The Time Consumption of the First Phase (Prewrite Phase) in Two-Phase Commit Transactions

Note:
This topic has been translated from a Chinese forum by GPT and might contain errors.

Original topic: 事务两阶段提交中第一阶段(prewrite 阶段)的耗时

| username: yulei7633

The first phase (prewrite phase) of the two-phase commit in transactions is relatively slow, mainly occurring in the following stage:


I have a picture below:

| username: yulei7633 | Original post link

This image shows the storage async write duration, including the time consumed by both the raft store pool and the apply pool stages. Looking at the chart, the maximum duration is only 2.5ms. It doesn’t exceed 1.5s. I’m a bit confused.

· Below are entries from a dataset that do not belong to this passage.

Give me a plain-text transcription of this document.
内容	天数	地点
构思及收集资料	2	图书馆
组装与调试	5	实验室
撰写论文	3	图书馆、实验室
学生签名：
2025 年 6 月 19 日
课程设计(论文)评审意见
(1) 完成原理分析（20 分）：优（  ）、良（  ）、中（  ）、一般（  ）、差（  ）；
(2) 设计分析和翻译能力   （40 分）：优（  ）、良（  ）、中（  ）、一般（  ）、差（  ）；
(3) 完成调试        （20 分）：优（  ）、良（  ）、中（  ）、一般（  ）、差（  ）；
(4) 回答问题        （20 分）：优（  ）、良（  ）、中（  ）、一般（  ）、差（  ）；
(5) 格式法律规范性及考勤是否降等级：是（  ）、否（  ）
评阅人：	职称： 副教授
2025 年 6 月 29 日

| username: yulei7633 | Original post link

There have been many slow queries recently. They are not shown in the graph.

| username: yulei7633 | Original post link

The monitoring graphs for the scheduler latch wait duration and storage async snapshot duration (lease read) are shown above, and they don’t appear to be slow. I don’t even know how to investigate this further.

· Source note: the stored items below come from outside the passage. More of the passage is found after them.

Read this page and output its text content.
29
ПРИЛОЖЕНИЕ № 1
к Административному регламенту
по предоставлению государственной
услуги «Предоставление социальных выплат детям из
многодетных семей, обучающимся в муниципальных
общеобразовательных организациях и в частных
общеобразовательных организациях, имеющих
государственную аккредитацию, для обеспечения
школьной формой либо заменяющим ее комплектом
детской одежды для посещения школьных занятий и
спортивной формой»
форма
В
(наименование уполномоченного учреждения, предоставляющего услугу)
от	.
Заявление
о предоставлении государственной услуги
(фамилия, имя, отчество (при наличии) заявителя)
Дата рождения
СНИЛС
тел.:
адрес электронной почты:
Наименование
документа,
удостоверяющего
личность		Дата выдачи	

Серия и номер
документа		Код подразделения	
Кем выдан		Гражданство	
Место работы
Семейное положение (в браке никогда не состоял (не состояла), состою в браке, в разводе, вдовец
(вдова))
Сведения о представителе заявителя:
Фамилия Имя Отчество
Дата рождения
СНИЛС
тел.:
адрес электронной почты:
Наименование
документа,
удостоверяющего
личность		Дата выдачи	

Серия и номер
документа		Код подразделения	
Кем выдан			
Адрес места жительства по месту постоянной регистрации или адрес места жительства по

| username: yulei7633 | Original post link

The above is the specific execution time of the execution plan. It shows that the main time consumption is in tikv_wall_time: 1.48s. Where should I look for the monitoring graph for this part?

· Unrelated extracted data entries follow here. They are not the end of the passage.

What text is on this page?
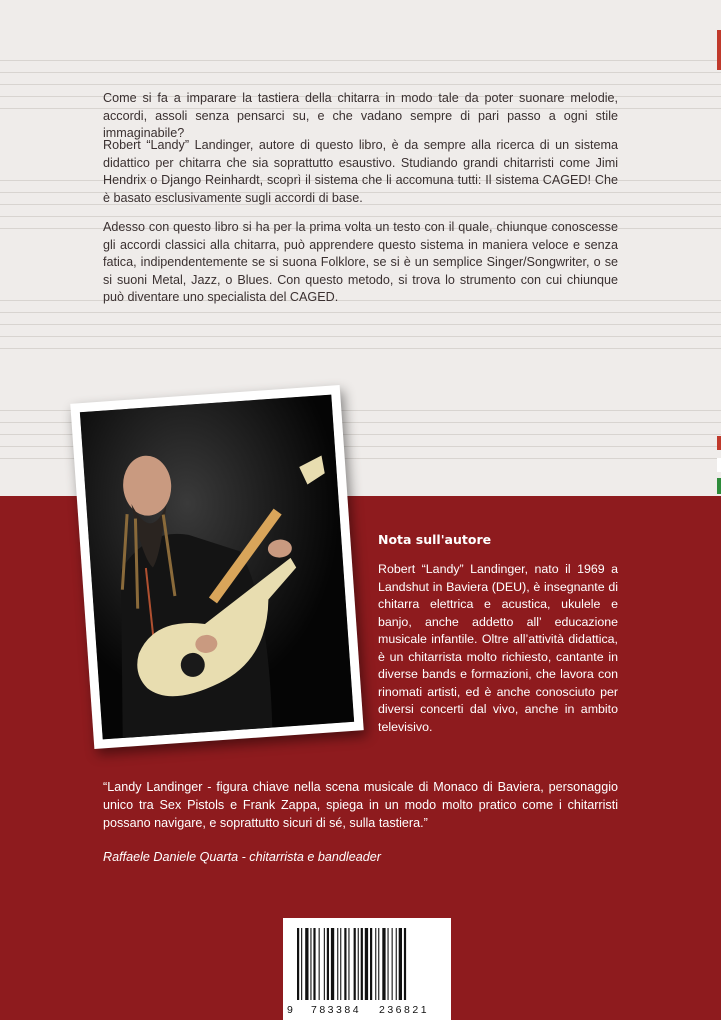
Come si fa a imparare la tastiera della chitarra in modo tale da poter suonare melodie, accordi, assoli senza pensarci su, e che vadano sempre di pari passo a ogni stile immaginabile?

Robert “Landy” Landinger, autore di questo libro, è da sempre alla ricerca di un sistema didattico per chitarra che sia soprattutto esaustivo. Studiando grandi chitarristi come Jimi Hendrix o Django Reinhardt, scoprì il sistema che li accomuna tutti: Il sistema CAGED! Che è basato esclusivamente sugli accordi di base.

Adesso con questo libro si ha per la prima volta un testo con il quale, chiunque conoscesse gli accordi classici alla chitarra, può apprendere questo sistema in maniera veloce e senza fatica, indipendentemente se si suona Folklore, se si è un semplice Singer/Songwriter, o se si suoni Metal, Jazz, o Blues. Con questo metodo, si trova lo strumento con cui chiunque può diventare uno specialista del CAGED.

Nota sull'autore

Robert “Landy” Landinger, nato il 1969 a Landshut in Baviera (DEU), è insegnante di chitarra elettrica e acustica, ukulele e banjo, anche addetto all’ educazione musicale infantile. Oltre all’attività didattica, è un chitarrista molto richiesto, cantante in diverse bands e formazioni, che lavora con rinomati artisti, ed è anche conosciuto per diversi concerti dal vivo, anche in ambito televisivo.

“Landy Landinger - figura chiave nella scena musicale di Monaco di Baviera, personaggio unico tra Sex Pistols e Frank Zappa, spiega in un modo molto pratico come i chitarristi possano navigare, e soprattutto sicuri di sé, sulla tastiera.”

Raffaele Daniele Quarta - chitarrista e bandleader

9 783384 236821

| username: tidb菜鸟一只 | Original post link

Isn’t it showing that the delay is in commit_log?

| username: yulei7633 | Original post link

Isn’t the commit log phase included in the phase? The highest storage async write duration for the entire phase is 2.50ms.

| username: TiDBer_小阿飞 | Original post link

| username: yulei7633 | Original post link

This is a bit much, I’ll take my time to understand it, thank you.

| username: 小龙虾爱大龙虾 | Original post link

This is line 99, you can change the expression and take a look.

| username: tidb菜鸟一只 | Original post link

Grafana monitoring TiKV details—raft propose—propose wait duration per server
Grafana monitoring TiKV details—raft IO—append log duration
Grafana monitoring TiKV details—raft IO—commit log duration
Grafana monitoring TiKV details—raft propose—apply wait duration
Grafana monitoring TiKV details—raft IO—apply log duration
There are monitoring items for each corresponding stage in Grafana. Let’s check the commit log first.

| username: heiwandou | Original post link

Learn a bit

| username: 路在何chu | Original post link

Inserts are so slow, it’s highly likely a hardware issue, an I/O bottleneck, or insufficient TiKV nodes.

| username: andone | Original post link

Is the disk an SSD?

| username: yulei7633 | Original post link

It’s an NVMe drive.

| username: heiwandou | Original post link

tikv_wall_time

| username: Jellybean | Original post link

The main tasks of the prewrite phase are version checking and conflict detection.

If it takes a long time, you can focus on checking whether there are too many data versions or if there are many transaction conflicts.

| username: 有猫万事足 | Original post link

Go to Grafana, find the TiKV-Trouble-Shooting panel → Pending compaction bytes graph.

I want to see the content of the Pending compaction bytes graph at 10:20.